A discredited detective must solve a baffling homefront murder in 1914 to reclaim his reputation.
When war is declared, England explodes in a fever of nationalistic fervor. Sensitive Felix Simpkins, who’s perhaps too close to his domineering mother, struggles with his aversion to enlistment and his shame that the motivation for his reluctance might be cowardice. Morris weaves Felix’s anxiety together with that of DI Silas Quinn, who’s returning to Scotland Yard after a harrowing period in an asylum (The Red Hand of Fury, 2018). His Special Crimes Division is disbanded, and he’s reassigned as a detective hunting for German spies.
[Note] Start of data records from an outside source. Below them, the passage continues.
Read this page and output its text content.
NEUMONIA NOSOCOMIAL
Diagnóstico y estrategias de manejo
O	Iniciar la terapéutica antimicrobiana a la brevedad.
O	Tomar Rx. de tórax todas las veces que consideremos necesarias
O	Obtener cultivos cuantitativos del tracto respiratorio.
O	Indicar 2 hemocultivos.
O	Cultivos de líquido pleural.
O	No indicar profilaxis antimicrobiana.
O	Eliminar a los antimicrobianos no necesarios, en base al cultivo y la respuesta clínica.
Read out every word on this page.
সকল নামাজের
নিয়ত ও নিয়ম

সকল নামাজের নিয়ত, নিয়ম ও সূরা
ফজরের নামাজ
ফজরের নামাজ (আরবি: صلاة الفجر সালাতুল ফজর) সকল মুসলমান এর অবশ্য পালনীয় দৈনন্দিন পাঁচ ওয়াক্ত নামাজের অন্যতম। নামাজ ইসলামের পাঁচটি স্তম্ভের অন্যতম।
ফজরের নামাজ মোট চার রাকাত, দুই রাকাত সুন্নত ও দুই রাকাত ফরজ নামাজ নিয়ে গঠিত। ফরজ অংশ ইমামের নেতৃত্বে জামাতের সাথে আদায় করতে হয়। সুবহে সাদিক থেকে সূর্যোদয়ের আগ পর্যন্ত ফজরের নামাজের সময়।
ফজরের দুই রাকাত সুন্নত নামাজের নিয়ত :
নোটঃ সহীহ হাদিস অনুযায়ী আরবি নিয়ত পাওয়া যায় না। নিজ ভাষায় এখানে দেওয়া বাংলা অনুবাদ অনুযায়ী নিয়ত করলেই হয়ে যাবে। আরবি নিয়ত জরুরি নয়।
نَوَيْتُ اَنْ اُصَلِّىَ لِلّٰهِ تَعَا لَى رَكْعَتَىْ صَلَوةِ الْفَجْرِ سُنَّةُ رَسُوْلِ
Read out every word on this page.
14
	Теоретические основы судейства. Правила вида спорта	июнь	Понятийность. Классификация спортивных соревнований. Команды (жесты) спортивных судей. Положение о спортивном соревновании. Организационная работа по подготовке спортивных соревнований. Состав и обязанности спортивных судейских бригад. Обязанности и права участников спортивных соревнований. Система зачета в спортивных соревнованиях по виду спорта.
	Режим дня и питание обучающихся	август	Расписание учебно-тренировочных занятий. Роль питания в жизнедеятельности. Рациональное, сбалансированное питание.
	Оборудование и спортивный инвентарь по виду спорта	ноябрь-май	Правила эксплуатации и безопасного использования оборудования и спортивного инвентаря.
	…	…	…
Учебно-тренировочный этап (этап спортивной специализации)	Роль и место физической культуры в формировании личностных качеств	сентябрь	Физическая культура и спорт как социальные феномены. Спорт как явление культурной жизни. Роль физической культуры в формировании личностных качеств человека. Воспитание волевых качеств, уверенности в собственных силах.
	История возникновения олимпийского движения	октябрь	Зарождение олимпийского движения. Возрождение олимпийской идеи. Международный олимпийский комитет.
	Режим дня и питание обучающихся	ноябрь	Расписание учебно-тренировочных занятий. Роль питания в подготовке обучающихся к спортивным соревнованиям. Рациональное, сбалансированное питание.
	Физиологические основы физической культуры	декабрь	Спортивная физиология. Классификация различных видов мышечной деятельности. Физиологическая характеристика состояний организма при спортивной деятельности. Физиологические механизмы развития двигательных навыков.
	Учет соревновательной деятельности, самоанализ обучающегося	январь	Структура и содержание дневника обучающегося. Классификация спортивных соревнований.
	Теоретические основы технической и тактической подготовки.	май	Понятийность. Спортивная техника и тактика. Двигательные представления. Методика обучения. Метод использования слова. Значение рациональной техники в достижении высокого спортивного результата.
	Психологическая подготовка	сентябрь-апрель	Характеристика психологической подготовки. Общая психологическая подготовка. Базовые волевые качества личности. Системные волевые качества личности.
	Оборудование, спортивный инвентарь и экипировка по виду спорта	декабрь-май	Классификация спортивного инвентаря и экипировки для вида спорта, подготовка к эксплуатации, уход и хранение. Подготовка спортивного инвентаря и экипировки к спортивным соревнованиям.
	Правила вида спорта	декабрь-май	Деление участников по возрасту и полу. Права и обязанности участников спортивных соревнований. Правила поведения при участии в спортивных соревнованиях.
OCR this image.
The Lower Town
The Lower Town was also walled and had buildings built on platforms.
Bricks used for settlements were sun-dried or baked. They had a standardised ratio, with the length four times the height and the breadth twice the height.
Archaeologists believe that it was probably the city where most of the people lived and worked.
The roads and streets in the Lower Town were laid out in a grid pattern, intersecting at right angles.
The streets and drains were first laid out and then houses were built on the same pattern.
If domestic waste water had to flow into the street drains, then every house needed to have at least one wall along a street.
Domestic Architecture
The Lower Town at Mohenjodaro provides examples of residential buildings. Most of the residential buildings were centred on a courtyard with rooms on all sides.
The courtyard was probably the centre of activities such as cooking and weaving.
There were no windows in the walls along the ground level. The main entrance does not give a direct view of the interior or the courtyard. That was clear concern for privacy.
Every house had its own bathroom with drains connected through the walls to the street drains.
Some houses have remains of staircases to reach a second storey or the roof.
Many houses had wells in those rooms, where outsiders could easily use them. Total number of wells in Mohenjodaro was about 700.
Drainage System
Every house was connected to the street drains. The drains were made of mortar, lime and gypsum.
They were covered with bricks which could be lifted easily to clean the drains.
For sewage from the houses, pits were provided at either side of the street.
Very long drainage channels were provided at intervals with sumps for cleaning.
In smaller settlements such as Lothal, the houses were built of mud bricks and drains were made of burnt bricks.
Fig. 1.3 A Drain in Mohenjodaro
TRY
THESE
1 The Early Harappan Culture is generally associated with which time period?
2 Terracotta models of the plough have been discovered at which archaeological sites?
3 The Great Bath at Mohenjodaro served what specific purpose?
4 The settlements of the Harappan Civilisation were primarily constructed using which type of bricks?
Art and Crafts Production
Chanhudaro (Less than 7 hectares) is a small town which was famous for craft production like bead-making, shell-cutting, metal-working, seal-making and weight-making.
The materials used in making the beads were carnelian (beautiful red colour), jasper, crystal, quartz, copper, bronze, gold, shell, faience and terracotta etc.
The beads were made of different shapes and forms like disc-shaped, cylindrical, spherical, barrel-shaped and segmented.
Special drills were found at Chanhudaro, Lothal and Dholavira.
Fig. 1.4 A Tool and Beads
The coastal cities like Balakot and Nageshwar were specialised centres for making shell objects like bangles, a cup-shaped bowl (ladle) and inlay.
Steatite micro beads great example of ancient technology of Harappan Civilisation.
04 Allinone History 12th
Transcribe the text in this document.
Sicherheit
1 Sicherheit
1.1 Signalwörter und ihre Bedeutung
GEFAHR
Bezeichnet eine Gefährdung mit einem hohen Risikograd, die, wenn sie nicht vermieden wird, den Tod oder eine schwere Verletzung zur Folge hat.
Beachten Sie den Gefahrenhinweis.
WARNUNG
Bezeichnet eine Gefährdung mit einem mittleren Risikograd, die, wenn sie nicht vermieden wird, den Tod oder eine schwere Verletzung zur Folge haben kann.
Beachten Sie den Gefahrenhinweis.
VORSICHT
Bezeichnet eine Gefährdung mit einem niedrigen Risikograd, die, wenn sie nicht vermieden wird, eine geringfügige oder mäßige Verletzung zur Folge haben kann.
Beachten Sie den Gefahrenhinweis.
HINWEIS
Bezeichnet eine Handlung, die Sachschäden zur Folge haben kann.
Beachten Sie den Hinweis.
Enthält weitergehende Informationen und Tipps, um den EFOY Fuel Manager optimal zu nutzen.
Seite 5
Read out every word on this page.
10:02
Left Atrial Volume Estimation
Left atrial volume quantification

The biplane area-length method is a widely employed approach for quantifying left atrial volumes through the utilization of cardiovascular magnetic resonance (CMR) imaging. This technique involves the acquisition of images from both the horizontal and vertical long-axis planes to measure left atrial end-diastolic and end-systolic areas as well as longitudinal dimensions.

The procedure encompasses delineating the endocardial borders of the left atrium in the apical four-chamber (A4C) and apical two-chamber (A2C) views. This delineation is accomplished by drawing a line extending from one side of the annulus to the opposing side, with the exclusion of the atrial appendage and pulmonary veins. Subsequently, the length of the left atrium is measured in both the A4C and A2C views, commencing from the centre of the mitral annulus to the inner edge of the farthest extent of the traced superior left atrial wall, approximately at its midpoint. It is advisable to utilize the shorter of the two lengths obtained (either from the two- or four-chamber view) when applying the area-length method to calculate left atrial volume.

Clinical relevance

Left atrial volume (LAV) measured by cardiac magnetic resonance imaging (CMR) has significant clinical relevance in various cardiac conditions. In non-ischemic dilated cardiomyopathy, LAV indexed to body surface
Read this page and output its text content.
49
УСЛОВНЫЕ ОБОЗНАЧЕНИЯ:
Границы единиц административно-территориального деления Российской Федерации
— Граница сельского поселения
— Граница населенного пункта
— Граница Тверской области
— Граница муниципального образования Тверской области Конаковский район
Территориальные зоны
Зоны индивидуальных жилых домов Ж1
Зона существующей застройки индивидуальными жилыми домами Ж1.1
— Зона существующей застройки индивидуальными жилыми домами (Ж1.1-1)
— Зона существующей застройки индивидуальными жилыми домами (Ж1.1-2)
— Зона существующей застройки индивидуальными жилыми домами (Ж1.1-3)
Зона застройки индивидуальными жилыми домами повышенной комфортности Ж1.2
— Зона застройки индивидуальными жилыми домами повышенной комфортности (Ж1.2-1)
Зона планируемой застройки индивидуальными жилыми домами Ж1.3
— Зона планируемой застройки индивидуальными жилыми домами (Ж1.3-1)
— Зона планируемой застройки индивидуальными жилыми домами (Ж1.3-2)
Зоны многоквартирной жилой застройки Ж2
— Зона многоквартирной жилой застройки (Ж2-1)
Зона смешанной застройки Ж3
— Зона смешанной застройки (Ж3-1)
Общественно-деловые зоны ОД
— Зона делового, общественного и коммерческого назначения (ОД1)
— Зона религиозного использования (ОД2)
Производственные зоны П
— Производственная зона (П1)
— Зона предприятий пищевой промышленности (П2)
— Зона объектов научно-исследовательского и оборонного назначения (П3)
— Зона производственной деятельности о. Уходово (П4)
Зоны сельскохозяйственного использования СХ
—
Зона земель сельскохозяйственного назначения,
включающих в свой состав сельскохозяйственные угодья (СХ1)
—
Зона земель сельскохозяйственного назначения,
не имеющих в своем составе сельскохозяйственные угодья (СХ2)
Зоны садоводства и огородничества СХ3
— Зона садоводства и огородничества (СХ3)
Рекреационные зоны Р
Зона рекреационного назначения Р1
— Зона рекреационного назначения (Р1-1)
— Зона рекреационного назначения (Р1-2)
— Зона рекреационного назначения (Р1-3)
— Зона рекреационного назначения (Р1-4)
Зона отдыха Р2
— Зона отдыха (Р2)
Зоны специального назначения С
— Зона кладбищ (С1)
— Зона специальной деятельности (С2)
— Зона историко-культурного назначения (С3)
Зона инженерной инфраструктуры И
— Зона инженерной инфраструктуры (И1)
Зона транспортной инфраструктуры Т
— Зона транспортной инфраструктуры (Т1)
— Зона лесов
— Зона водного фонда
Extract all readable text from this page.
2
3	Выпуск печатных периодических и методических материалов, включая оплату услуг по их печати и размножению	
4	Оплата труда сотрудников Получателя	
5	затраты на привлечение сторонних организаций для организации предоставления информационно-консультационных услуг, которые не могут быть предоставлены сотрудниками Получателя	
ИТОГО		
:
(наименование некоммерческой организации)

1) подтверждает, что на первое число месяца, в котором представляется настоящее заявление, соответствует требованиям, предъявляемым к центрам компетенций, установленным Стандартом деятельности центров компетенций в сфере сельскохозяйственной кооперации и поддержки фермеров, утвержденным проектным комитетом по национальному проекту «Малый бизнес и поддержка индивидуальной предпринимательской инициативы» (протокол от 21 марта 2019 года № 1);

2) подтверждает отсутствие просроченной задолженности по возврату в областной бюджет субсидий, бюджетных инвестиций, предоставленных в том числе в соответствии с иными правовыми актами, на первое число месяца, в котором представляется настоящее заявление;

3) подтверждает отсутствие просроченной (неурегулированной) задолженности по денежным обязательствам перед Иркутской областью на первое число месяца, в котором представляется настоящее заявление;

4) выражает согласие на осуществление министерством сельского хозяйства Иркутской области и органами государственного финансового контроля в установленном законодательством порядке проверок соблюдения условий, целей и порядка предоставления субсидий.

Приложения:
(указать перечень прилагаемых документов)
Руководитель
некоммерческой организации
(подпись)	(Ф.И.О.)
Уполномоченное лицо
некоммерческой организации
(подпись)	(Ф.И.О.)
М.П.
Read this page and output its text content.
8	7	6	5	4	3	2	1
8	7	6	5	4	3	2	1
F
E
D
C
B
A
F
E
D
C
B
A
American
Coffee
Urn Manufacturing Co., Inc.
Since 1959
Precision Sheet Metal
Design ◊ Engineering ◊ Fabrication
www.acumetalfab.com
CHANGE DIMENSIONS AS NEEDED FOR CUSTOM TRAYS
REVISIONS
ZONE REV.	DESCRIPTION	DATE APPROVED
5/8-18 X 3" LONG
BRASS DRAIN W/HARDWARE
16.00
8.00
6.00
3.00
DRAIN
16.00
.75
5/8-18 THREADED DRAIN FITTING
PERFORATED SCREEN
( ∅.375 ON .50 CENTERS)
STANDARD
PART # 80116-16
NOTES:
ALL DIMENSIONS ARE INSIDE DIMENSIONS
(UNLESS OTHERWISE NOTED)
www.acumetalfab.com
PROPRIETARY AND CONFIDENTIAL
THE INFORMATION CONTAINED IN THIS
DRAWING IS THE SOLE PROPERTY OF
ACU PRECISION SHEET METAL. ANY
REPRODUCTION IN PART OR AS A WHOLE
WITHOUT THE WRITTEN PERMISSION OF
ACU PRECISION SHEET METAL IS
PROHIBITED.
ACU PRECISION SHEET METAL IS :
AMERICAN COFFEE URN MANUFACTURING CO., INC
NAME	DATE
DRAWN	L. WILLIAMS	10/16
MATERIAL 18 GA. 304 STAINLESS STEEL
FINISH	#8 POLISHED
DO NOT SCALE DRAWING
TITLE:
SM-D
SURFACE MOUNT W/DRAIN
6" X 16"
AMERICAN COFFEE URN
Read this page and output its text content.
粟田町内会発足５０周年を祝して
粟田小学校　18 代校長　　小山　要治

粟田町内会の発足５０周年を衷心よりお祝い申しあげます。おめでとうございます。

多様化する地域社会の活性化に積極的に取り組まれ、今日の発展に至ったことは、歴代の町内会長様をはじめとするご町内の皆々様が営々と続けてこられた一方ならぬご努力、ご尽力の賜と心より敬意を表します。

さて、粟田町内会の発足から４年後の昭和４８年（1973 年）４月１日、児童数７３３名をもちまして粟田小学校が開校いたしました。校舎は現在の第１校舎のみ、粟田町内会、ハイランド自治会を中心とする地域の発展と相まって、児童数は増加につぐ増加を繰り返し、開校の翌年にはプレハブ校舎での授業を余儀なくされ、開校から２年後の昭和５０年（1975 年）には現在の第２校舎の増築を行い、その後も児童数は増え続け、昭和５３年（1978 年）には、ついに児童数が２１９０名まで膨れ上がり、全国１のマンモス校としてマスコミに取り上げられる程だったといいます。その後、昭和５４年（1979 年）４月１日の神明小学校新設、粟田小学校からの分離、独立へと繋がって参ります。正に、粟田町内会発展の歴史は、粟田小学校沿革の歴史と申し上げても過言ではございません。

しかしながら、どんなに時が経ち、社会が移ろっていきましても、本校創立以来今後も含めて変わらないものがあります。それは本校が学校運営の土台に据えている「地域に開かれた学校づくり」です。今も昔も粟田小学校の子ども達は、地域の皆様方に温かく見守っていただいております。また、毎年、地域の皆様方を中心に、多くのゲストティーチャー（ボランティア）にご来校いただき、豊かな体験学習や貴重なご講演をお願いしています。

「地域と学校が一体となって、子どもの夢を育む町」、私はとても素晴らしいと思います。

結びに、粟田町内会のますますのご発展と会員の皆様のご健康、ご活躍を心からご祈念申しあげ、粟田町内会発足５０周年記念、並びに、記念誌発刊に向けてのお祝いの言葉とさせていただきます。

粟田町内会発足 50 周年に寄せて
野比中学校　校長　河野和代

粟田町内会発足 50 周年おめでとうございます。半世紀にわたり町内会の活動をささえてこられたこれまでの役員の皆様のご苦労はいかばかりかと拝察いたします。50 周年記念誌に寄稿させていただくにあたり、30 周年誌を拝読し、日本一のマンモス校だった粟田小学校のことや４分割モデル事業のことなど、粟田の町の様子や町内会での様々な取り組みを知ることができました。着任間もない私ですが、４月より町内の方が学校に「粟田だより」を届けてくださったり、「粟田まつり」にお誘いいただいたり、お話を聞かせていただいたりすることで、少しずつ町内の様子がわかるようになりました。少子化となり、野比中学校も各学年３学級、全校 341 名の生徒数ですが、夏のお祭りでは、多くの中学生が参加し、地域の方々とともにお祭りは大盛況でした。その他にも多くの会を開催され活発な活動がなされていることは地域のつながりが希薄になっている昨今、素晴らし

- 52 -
Colleagues at the Yard sneer openly and malign him behind his back. Meanwhile, in order to feel less vulnerable, Felix purchases a gun. Pastor Clement Cardew delivers impassioned sermons that stir up the jingoism of his congregation. All this passion has caused a rift with his wife, Esme, because it means that their son, Adam, will be going off to war. Felix attends Cardew’s popular speeches because of his long-standing infatuation with Cardew’s daughter, Eve. When Eve sends him a loving letter, they arrange to meet. She brazenly gives him a white feather, the symbol of cowardice in this era of war. Shortly after this, a murdered body is discovered with a single white feather nearby, and the case falls to Quinn. A soldier’s attempted shooting of one of Quinn’s men further complicates the investigation, and a second murder ramps up public anxiety. Quinn is driven to solve the murders as much in order to salvage his own reputation as to fulfill his duty.
Morris builds tension slowly but effectively in this character-driven fifth franchise installment.